I think that if you stagnate, reinvention is part of being human. We’re the only mammals who can say, “Should I, or shouldn’t I?” Other mammals work on instinct and impulses. If we should and don’t—uh-oh. Or shouldn’t and do--uh-oh.

Let’s talk memories. What do you remember about James Dean and Steve McQueen?

They were friends of mine. Half the people I grew up with and did theater with are gone. The other half don’t recall breakfast. I’m fortunate to have long- and short-term memory and still able to work at this age. I’ll quote Adolph Zukor who said, “If I knew I was going to live this long, I’d have taken better care of myself.” I have a sense of humor about this. Jimmy was 24 when he died; Steve was 50. Those were guys I started with. I have memories of everyone I came up and along with. I’m writing my memoirs. I have enough for three books. I have anecdotes about everything. I have massive memories of both of them, because I knew them both and worked with them. Jimmy was my closest friend for a couple of years. I was a little older. Those years were crammed full of wonderful moments and lots of life. I had great memories of Walter Matthau. There’s all kinds of stuff I could dredge up.

Alfred Hitchcock?

He became a good friend of mine. He was depressed that he couldn’t have the stamina or the energy to do all the movies he wanted to do. He talked about his wife, Alma, who was ill at the time, but she survived him. He was a provocateur, and we got along as well as we did because we came from two different worlds—I was from the theater, and he was London and from film. We got along because he trusted me—like playing Leonard as a gay character. Peggy, Hitchcock’s secretary, said he really liked me a lot. He was very nice to me and I treated him with a lot of respect. He loved to startle people with his sense of humor.

"Mission Impossible"?

It was a lot of fun.  

Woody Allen?

Woody doesn’t direct at all. If he doesn’t like what you are doing, he’ll fire you. With “Purple Rose,” Jeff Daniels was the fourth actor to play that role. I haven’t been directed by anyone in 35 to 40 years. If they don’t like it they’ll tell me. I hit the marks. If a good actor comes in with stuff that fits, he’ll work. A director can’t teach acting. Casting is an enormous part of directing. If the actor can play the big scene, they can play the part. Woody doesn’t direct at all. He says he doesn’t know how. He hires you and hopes you can do it.

“Ed Wood”?

Tim [Burton] and I get along very well. I understand Tim. If you were watching us, we’d finish each other’s sentences. When I rehearse a scene for Tim, our conversation working is monosyllabic. I’ll rehearse with a fellow actor, like Johnny Depp, and Tim will come up and he’ll say, “You know …” and I’ll say, “Yeah,” and then I’ll insert something, and Tim will say, “Exactly!” And then we shoot. It’s like we don’t talk to each other. Or we do, but it’s not a sentence. We know what we want. We don’t have to talk about it. When we’re not working, we’re very verbose.

“B.A.P.S”?

I was the token white. After that film, Halle [Berry] asked me to do a narration of a bio on her. I love Halle. She’s a great girl.

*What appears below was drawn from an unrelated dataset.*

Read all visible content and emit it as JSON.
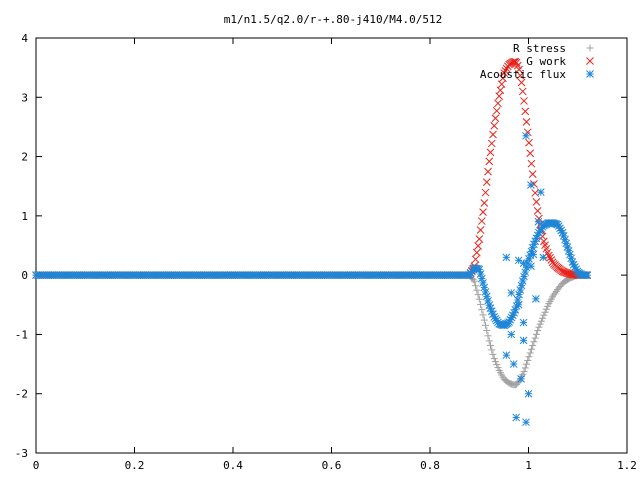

Everyone was black on “B.A.P.S” except me and one other actor. It was a reverse of how things were in the 1950s, where no one black was on the set.

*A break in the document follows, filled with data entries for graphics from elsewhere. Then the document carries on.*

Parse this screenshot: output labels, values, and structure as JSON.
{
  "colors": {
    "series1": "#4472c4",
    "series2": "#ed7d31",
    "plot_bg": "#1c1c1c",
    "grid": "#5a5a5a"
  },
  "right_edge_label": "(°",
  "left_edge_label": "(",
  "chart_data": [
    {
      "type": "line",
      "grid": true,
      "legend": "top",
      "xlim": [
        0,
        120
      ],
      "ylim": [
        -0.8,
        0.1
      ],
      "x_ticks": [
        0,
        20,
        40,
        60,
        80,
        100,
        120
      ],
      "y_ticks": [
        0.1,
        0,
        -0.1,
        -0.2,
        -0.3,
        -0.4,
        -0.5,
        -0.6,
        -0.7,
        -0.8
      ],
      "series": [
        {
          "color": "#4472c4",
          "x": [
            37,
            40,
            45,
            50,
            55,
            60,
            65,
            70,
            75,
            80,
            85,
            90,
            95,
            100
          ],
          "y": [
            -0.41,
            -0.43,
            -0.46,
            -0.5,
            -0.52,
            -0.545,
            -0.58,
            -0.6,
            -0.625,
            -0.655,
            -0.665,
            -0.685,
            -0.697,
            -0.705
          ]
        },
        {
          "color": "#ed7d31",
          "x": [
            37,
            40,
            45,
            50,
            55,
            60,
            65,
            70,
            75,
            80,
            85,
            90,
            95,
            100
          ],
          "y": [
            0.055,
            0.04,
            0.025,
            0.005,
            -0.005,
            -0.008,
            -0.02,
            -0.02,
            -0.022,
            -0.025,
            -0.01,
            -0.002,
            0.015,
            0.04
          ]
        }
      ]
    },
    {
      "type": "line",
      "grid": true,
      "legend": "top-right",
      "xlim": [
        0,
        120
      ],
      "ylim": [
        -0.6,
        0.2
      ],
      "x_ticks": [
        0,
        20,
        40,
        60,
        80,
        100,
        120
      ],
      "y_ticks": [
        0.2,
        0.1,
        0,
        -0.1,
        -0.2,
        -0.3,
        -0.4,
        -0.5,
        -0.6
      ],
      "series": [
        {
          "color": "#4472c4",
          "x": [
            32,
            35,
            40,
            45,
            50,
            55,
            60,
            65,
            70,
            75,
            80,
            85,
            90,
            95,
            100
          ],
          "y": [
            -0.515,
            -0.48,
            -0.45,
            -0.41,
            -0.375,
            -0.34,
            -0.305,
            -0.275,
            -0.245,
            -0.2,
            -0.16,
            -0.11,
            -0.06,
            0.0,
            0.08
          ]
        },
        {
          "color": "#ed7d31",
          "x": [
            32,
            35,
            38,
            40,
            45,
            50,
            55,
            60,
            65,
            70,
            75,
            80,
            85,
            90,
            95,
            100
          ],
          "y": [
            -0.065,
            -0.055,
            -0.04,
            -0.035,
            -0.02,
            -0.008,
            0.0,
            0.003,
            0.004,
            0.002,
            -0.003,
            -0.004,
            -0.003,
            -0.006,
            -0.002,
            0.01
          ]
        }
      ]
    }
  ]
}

Max and Zev want to leave a legacy. What do you want your legacy to be? 

My philosophy at the Actors’ Studio is: If I didn’t do what I was telling them to do, they wouldn’t show up. I’d like people to realize I’ve never repeated a character, because I’ve never met two people who were alike. Everyone is distinctive and unique. I approach a role that way. My job was to become the best actor I could — and live many lives, not just my own, pretty fully — and I’m still learning how to do it.

What’s next for you?

I just finished a film with Paul Sorvino where I play a doc named Howard Weiner.  Is it pronounced “weener” or “whiner”? Either way you can’t win. Three years ago he made a documentary called “What Is Life?” where he interviews all kinds of people for an hour and a half. And at the end, no one knows. He’s a scientist, and he needs proof. But no one has proof. People have faith. I just ask myself when I finish a crossword puzzle, why did I learn all this shit?